I have a code that basically does the following:
function test(x, a)
if a == 1
res = x .^ 2
else
res = x .^ 3
end
return res
end
ret = ones(10)
x = ones(10) .* 5
a = 1
for k = 1:10
ret .*= test(x,a)
end
Now, abstracting away from global variable issues, I thought that this would be a good example on how to gain some efficiency with pre-allocated outputs, so following the docs, I modified above as:
function test!(ret, x, a)
if a == 1
ret = x .^ 2
else
ret = x .^ 3
end
nothing
end
ret = Array{Float64}(undef, 10)
x = ones(10) .* 5
a = 1
temp = ones(10)
for k = 1:10
test!(ret, x,a)
temp .*= ret
end
However, test!(ret,x,a) does not change the Array ret, and modifying test! to return test and adding ret = test!(ret, x, a) would defeat the purpose of pre-allocating the array, right? Finally, even if the above code worked, would it even make a difference, since now I create the temporary array temp?

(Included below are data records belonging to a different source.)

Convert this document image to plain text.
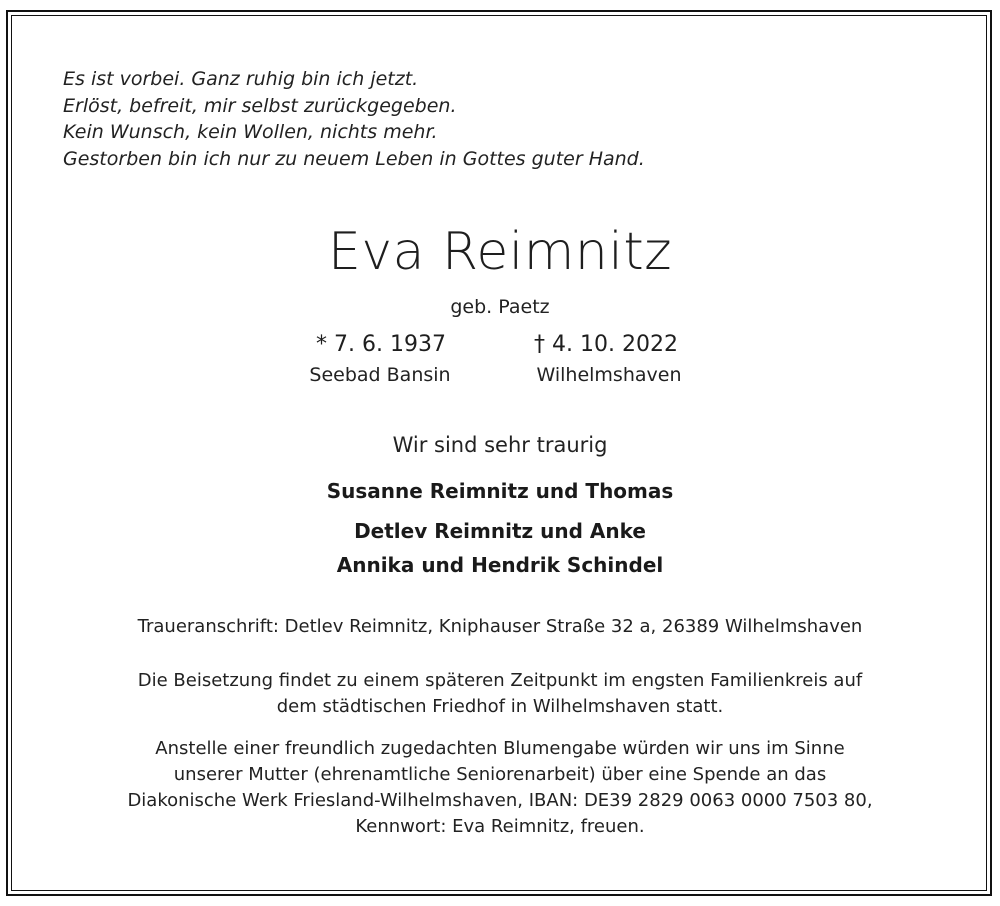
Es ist vorbei. Ganz ruhig bin ich jetzt.
Erlöst, befreit, mir selbst zurückgegeben.
Kein Wunsch, kein Wollen, nichts mehr.
Gestorben bin ich nur zu neuem Leben in Gottes guter Hand.
Eva Reimnitz
geb. Paetz
* 7. 6. 1937	† 4. 10. 2022
Seebad Bansin	Wilhelmshaven
Wir sind sehr traurig
Susanne Reimnitz und Thomas
Detlev Reimnitz und Anke
Annika und Hendrik Schindel
Traueranschrift: Detlev Reimnitz, Kniphauser Straße 32 a, 26389 Wilhelmshaven
Die Beisetzung findet zu einem späteren Zeitpunkt im engsten Familienkreis auf
dem städtischen Friedhof in Wilhelmshaven statt.
Anstelle einer freundlich zugedachten Blumengabe würden wir uns im Sinne
unserer Mutter (ehrenamtliche Seniorenarbeit) über eine Spende an das
Diakonische Werk Friesland-Wilhelmshaven, IBAN: DE39 2829 0063 0000 7503 80,
Kennwort: Eva Reimnitz, freuen.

Then you don’t need the test! version, and you can also drop the broadcasting inside test. You should check it for performance, though (with BenchmarkTools.jl). Hopefully, constant propagation can eliminate the branch, but I’m not certain.
Note that this isn’t right. There is nothing wrong with returning the mutated container, it’s in fact a very common pattern. Writing ret = test!(ret, x, a) we reassign ret but it will be assigned back to itself without creating any allocations. It’s a bit like writing ret = ret.
Then you don’t need the test! version, and you can also drop the broadcasting inside test . You should check it for performance, though (with BenchmarkTools.jl). Hopefully, constant propagation can eliminate the branch, but I’m not certain.
That is something that I tried doing, but it seems that it would be a little convoluted for my case, since in my actual case, I have a vector of parameters of a smaller size, while x is a vector of values, as in:
function test(a, b, x)
if a == 1
ret = x ^ b[1]
else
ret = x ^ b[2]
end
return ret
end
x = ones(10) .* 5
b = [2, 3]
a = 1
ret = test.(a, b, x) # broadcast error
ret = test.(a, b[1], x) # works fine
I could break the function into 4 parameters, but the size of b varies slightly depending on the case.
Yes, I noticed that the number of allocations did not decrease if I used ret[:], thanks!